V. Do Exemplo à Percepção
As descrições de Ibn Arabi sobre o despertar da alma para a onipresença da inspiração divina e para as responsabilidades ativas da ação e criação corretas são intencionalmente complexas, difíceis e desafiadoras, pois seu significado real só se desdobra através de um esforço dialético e interminável de reflexão sobre seus pontos de referência reais e necessariamente únicos na experiência de vida do próprio leitor com a transformação alquímica do espírito.
- Esta etapa também inclui o conhecimento do que Deus colocou no mundo como (um assunto para) maravilha, e o “maravilhoso” (como as pessoas normalmente o entendem) é apenas o que rompe com sua percepção habitual da realidade; mas para aqueles que compreendem as coisas da perspectiva divina, cada coisa neste curso habitual é em si um assunto de maravilha.

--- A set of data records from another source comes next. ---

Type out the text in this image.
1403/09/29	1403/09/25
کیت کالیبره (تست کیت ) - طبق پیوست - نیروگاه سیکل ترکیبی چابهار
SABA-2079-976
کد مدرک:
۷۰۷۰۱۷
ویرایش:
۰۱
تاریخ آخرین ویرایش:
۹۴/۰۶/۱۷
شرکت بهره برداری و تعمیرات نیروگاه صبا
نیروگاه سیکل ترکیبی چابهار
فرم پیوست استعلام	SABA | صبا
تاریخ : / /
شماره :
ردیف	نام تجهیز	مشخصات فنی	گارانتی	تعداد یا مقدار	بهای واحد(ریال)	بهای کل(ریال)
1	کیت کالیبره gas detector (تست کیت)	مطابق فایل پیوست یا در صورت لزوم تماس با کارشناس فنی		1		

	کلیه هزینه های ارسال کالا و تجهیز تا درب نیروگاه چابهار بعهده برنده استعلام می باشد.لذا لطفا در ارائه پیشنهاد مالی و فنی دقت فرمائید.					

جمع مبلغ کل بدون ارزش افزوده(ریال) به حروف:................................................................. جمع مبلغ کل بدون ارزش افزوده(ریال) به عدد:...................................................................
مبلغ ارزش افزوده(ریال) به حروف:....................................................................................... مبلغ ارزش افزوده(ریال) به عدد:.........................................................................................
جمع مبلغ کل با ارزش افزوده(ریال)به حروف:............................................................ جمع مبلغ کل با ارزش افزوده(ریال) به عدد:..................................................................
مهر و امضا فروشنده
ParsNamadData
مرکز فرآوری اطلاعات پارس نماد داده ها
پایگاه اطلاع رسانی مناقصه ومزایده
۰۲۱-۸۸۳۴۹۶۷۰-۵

- Nesta etapa, a pessoa que experimenta o desvelamento sabe que cada pessoa ou grupo, por maior ou menor que seja, inevitavelmente tem consigo uma das pessoas do Invisível sempre que estão falando, e então esse indivíduo espalha relatos sobre aquelas pessoas no resto do mundo, de modo que as pessoas descobrem essas coisas em suas próprias almas.
- Ibn Arabi relata uma experiência pessoal em Sevilha onde um estranho invisível ao resto do grupo, que era o próprio mestre persa sobre o qual um amigo sufi estava falando, disse-lhe: “Eu sou aquela mesma pessoa que este homem que nos encontrou em Khorasan está descrevendo para você!”
- Esta etapa inclui o conhecimento de que tipo de argumentação (sobre a prática e os princípios da religião) é louvável e que tipo é condenável, sendo que alguém que verdadeiramente se submeteu a Deus não deve argumentar exceto sobre o que lhe foi confirmado e realizado (através de Deus) por meio de desvelamento interior, não com base em seu próprio pensamento e investigação.
- Há nesta etapa o conhecimento de que o que Deus manifestou à visão nos corpos é um adorno para esses corpos; de por que algumas das coisas manifestadas parecem feias para uma pessoa particular quando ela as considera feias; e de qual olho é que uma pessoa vê quando vê o mundo inteiro como belo, de modo que responde a ele espontaneamente com ações belas.
- Há nesta etapa um conhecimento que remove o fardo da angústia da alma da pessoa que o conhece, chamado de “conhecimento do repouso bem-aventurado”, porque é o conhecimento do Povo do Jardim do Paraíso em particular; sempre que Deus revela este conhecimento a uma pessoa deste mundo ainda neste mundo, essa pessoa recebe antecipadamente o repouso bem-aventurado da eternidade.